Consignes verbales : « Dis-moi qui tu es. » – elle doit répondre « Je suis ta soumise. »
But : transformer le bondage en épreuve prolongée, centrée sur la contrainte et la mise en valeur du haut du corps.
Acte III – Spirale Sensorielle (Crescendo)
**Durée : 15 à 20 minutes**
1. Retrait de la culotte : humiliant, rituel. Elle l’enlève lentement, te la tend, puis la met en bouche comme bâillon quelques instants.
2. Insertion du plug gonflable : introduit vide, puis gonflé progressivement (toujours 1 pression à chaque cycle).
3. Cycle alterné (5 phases crescendo/décrescendo) :
Roulette : zones basses (cuisses, fesses, ventre) – libre à ton choix selon le moment.
Prick stick électro : intensité en escalier (1, 3, 4, 3, 1 impulsions).
Martinet : progression en pyramide (2, 5, 10, 5, 2 coups sur cuisses/fesses).
Plug** : gonflage d’une pression à chaque phase.
Vibro : 30 à 60 secondes par phase, toujours interrompu net avant orgasme.
Consigne : elle doit nommer chaque instrument avant usage.
4. Clôture : dégonflage et retrait du plug. Tu lui fais remettre la culotte double gode.
But : un vrai crescendo/décrescendo structuré comme une séance d’entraînement, rythmée et implacable
Acte IV – Fellation et Frustration finale
**Durée : 10 à 15 minutes**
Position Nadu : à genoux, jambes écartées, paumes tournées vers le ciel, culotte double gode en place.
Action : fellation lente, guidée par la laisse. Tu alternes profondeur et pauses humiliantes (elle garde ton sexe dans la bouche sans bouger).
Consigne : « Ce n’est pas ton plaisir. C’est ton adoration.
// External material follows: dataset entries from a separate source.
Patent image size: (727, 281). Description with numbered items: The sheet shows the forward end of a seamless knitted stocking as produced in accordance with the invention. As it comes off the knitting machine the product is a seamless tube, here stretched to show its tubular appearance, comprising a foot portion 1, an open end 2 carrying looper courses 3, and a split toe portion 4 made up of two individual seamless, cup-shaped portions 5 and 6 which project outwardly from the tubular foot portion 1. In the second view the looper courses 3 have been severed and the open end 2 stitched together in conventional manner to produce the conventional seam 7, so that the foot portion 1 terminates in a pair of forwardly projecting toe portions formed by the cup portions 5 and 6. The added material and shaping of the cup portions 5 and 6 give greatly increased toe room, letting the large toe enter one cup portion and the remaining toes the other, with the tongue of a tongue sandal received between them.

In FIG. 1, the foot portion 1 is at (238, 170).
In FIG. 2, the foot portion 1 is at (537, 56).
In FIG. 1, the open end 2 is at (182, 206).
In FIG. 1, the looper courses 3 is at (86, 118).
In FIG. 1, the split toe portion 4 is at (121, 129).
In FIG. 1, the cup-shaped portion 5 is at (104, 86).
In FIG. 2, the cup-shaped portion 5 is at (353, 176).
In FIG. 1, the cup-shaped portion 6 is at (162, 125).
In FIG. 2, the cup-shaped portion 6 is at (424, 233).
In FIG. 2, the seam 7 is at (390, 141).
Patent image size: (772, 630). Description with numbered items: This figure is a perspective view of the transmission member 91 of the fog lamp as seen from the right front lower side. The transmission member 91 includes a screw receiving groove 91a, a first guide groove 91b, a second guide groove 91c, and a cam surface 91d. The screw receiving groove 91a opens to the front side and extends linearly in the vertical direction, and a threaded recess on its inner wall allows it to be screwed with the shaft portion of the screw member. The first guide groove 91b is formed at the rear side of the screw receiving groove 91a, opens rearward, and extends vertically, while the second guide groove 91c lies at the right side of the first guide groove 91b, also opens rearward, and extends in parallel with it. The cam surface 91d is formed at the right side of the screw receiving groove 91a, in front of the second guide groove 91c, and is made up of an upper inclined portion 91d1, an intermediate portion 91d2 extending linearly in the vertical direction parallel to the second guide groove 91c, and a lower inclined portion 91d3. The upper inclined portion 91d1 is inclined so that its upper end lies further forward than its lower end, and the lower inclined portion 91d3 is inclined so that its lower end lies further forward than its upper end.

Tu m’adores avec ta bouche. »
Face au miroir : elle doit se regarder pendant qu’elle suce.
But : clôturer par un acte de vénération, en renforçant la frustration et l’humiliation.
Rituel de clôture post-séance
**Durée : 10 à 15 minutes**
Toujours en Nadu : silence total, respiration maîtrisée.
Geste symbolique : elle embrasse tes pieds, puis reste immobile.
Transition : tu la conduis ensuite au lit, toujours en silence.
Détachement : une fois installée, tu défais ses cordes lentement, sans un mot.
Paroles finales (option) :
> « La séance est terminée. Tu es à moi, et c’est tout ce qui compte. »
But : sceller la fin dans le silence et l’ancrage, marquer le passage de l’intensité au repos.